En effet, dans un contexte où les services de santé sont déjà sous pression, le recours à des professionnels mal préparés amplifie les défis. Dans les zones rurales, où ces agents représentent souvent la seule option disponible, les conséquences sont encore plus graves : infections mal soignées, erreurs médicales fatales, et confiance réduite dans le système de santé.

Un problème systémique alimenté par l’absence de contrôle

Ce phénomène est exacerbé par l’absence de régulation stricte. Beaucoup d’instituts fonctionnent avec des autorisations délivrées sans réelle évaluation de leurs capacités. Les inspections sont rares, et les sanctions en cas de manquement sont quasiment inexistantes.

Certes, l’Etat a instauré un concours de certification des diplômes mais ce contrôle en fin de cycle ne peut résoudre le problème. Car même un apprenant médiocre peut, selon diverses circonstances, être reçu à un concours. Cette situation crée un cercle vicieux où la médiocrité se normalise, au détriment de l’ensemble du système de santé. Aujourd’hui, tous les «ratés» s’orientent vers les instituts de formation en santé où le paiement total des frais de scolarité est la garantie de passer systématiquement au niveau supérieur et, in fine, d’obtenir son diplôme.
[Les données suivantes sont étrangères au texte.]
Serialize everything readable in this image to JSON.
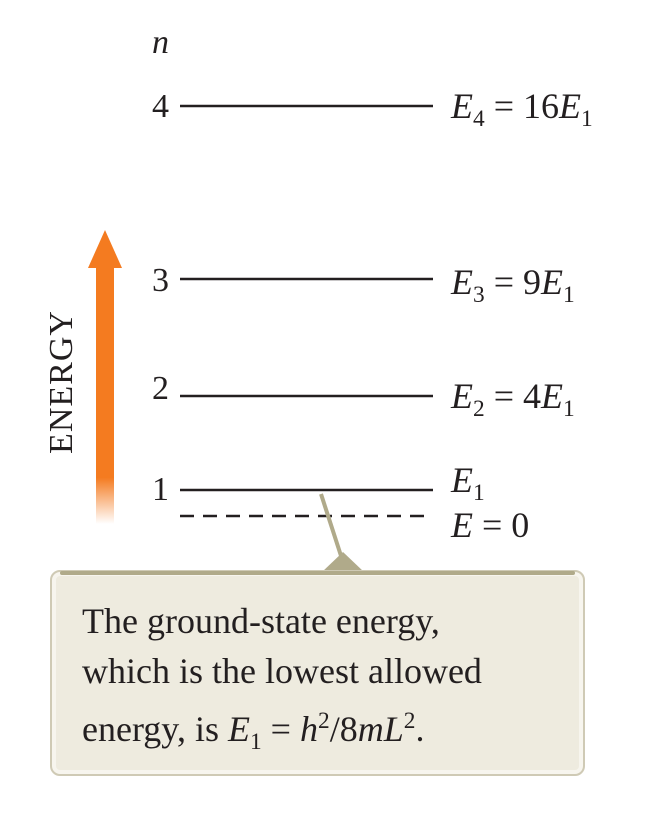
{
  "n_axis_label": "n",
  "axis_label": "ENERGY",
  "levels": [
    {
      "n": "4",
      "sym": "E",
      "sub": "4",
      "rhs": " = 16",
      "rhs_sym": "E",
      "rhs_sub": "1"
    },
    {
      "n": "3",
      "sym": "E",
      "sub": "3",
      "rhs": " = 9",
      "rhs_sym": "E",
      "rhs_sub": "1"
    },
    {
      "n": "2",
      "sym": "E",
      "sub": "2",
      "rhs": " = 4",
      "rhs_sym": "E",
      "rhs_sub": "1"
    },
    {
      "n": "1",
      "sym": "E",
      "sub": "1"
    }
  ],
  "zero_line": {
    "sym": "E",
    "rhs": " = 0"
  },
  "callout": {
    "line1": "The ground-state energy,",
    "line2": "which is the lowest allowed",
    "line3_prefix": "energy, is ",
    "E": "E",
    "E_sub": "1",
    "eq": " = ",
    "h": "h",
    "h_sup": "2",
    "slash": "/8",
    "m": "m",
    "L": "L",
    "L_sup": "2",
    "end": "."
  },
  "colors": {
    "arrow": "#f47b20",
    "line": "#231f20",
    "callout_bg": "#eeebdf",
    "callout_pointer": "#b0aa8a"
  }
}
C’est dire les risques auxquels s’exposent les patients en se faisant soigner par de tels agents de santé.

Un appel urgent à l’action : réguler et professionnaliser la formation

Face à ce danger imminent, des mesures immédiates et structurelles s’imposent à l’Etat tchadien, notamment renforcer la réglementation concernant la création et le fonctionnement des instituts privés de formation en santé, mener des inspections régulières pour s’assurer de leur conformité, fermer les établissements défaillants, améliorer la formation des formateurs, investir conséquemment dans les établissements publics de formation en santé, recruter les médecins, infirmiers, sages-femmes, laborantins et autres agents formés par la faculté de médecine (environ 400 médecins haussent le ton régulièrement pour revendiquer leur intégration à la Fonction publique) mais aussi l’Ecole nationale des agents sanitaires et sociaux (ENASS).
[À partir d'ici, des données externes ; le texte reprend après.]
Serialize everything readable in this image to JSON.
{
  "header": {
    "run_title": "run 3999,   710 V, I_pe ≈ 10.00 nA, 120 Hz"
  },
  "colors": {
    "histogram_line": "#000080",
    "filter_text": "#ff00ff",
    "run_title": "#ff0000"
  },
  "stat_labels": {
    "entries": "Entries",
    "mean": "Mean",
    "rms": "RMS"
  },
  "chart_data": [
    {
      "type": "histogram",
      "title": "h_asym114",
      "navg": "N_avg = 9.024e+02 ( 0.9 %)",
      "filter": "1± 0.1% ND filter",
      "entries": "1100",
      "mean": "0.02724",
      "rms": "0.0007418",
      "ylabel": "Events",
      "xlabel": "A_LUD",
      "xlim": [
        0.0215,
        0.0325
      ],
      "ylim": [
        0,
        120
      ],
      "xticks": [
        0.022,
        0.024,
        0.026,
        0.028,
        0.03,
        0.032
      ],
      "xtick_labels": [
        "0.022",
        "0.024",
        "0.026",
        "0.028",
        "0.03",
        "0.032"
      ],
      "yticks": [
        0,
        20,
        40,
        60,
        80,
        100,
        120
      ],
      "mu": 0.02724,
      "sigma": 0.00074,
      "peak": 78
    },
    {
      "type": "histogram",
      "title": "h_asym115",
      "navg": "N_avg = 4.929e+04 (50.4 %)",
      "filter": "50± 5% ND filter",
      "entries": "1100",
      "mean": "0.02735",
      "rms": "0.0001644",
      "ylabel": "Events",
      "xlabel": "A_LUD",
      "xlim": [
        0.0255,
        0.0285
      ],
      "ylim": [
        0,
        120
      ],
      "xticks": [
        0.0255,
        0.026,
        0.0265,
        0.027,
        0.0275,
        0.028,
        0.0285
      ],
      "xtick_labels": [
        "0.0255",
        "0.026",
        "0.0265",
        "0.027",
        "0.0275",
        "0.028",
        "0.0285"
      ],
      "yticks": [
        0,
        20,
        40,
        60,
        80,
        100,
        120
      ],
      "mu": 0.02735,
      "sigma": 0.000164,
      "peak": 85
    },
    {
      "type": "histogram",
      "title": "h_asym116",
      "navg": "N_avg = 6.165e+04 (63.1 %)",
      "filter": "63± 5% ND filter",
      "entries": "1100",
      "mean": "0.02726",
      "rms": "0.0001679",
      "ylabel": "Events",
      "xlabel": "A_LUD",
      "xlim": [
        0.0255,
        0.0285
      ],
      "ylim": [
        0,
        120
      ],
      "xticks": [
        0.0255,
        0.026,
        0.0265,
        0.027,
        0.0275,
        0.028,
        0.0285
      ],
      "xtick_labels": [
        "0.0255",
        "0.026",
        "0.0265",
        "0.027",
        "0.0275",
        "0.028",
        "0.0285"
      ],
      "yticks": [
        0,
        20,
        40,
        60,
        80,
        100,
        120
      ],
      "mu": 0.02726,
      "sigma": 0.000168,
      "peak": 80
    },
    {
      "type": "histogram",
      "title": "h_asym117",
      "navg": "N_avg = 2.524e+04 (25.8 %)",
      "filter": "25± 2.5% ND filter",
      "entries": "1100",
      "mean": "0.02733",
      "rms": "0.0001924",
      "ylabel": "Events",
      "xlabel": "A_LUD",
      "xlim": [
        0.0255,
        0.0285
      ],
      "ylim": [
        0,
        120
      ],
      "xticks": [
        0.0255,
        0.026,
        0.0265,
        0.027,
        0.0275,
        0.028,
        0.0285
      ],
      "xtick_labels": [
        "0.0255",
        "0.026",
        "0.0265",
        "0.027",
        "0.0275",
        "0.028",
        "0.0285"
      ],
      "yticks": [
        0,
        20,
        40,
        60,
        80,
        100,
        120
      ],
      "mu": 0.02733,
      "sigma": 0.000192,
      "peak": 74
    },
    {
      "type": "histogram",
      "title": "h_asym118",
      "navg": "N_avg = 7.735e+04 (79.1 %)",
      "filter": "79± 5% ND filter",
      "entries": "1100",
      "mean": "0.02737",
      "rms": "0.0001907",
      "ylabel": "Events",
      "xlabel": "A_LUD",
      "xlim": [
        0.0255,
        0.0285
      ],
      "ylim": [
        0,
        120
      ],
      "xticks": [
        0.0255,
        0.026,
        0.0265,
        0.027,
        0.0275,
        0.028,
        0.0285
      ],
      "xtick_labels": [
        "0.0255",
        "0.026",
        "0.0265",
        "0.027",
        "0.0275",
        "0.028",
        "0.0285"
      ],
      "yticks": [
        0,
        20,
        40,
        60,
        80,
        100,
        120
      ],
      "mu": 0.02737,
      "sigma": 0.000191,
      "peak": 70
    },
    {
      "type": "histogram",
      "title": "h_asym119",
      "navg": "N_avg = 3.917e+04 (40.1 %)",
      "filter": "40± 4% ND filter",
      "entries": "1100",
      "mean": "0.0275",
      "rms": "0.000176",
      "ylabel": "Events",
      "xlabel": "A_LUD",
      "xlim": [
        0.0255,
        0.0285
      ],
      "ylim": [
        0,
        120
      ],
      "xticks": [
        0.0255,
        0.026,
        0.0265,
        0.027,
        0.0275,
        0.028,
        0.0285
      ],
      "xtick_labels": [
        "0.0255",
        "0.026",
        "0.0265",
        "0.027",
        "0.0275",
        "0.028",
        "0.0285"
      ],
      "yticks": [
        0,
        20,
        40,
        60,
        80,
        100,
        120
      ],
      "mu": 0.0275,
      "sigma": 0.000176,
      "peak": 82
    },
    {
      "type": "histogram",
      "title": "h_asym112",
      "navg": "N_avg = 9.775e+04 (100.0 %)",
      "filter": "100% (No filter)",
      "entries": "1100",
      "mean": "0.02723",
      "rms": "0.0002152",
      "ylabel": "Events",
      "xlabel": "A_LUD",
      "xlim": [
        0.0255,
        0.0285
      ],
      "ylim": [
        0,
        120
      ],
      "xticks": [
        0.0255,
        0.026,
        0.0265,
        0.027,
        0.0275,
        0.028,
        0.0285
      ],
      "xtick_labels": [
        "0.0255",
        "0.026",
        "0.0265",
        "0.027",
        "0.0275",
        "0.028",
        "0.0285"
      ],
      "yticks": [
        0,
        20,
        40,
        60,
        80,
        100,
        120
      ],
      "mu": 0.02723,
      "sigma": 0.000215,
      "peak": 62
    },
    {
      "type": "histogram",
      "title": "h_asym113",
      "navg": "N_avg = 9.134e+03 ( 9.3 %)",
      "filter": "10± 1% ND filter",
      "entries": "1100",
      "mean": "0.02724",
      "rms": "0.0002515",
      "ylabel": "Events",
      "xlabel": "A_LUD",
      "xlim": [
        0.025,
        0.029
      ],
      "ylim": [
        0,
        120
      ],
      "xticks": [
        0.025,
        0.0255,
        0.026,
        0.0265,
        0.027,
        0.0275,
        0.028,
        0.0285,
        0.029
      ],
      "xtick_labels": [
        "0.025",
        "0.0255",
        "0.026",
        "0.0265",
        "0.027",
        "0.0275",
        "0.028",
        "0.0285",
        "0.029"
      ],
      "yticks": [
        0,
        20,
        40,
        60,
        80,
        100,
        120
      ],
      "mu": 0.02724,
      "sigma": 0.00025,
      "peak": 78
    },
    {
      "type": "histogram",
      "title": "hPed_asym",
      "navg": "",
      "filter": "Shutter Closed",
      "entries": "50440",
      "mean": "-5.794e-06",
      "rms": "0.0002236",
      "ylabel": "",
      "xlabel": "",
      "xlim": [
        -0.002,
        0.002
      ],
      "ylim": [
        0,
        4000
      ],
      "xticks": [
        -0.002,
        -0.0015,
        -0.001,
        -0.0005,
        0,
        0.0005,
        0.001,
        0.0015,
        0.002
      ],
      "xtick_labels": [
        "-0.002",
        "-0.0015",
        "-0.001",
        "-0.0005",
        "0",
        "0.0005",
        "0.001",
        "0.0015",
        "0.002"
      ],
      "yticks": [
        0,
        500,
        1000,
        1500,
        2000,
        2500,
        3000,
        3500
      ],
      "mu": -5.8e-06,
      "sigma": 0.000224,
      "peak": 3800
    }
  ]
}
Le Tchad se trouve à un tournant critique. Si rien n’est fait pour endiguer la prolifération des formations au rabais dans le domaine de la santé, le pays court le risque de voir son système de santé s’effondrer. Mais avec une volonté politique ferme, des réformes bien pensées et une mobilisation de toutes les parties prenantes, il est possible de redresser la barre.

Car au-delà des infrastructures et des ressources, ce sont les femmes et les hommes qui portent le système de santé. Leur formation et leur compétence sont les piliers sur lesquels repose la santé de toute une nation.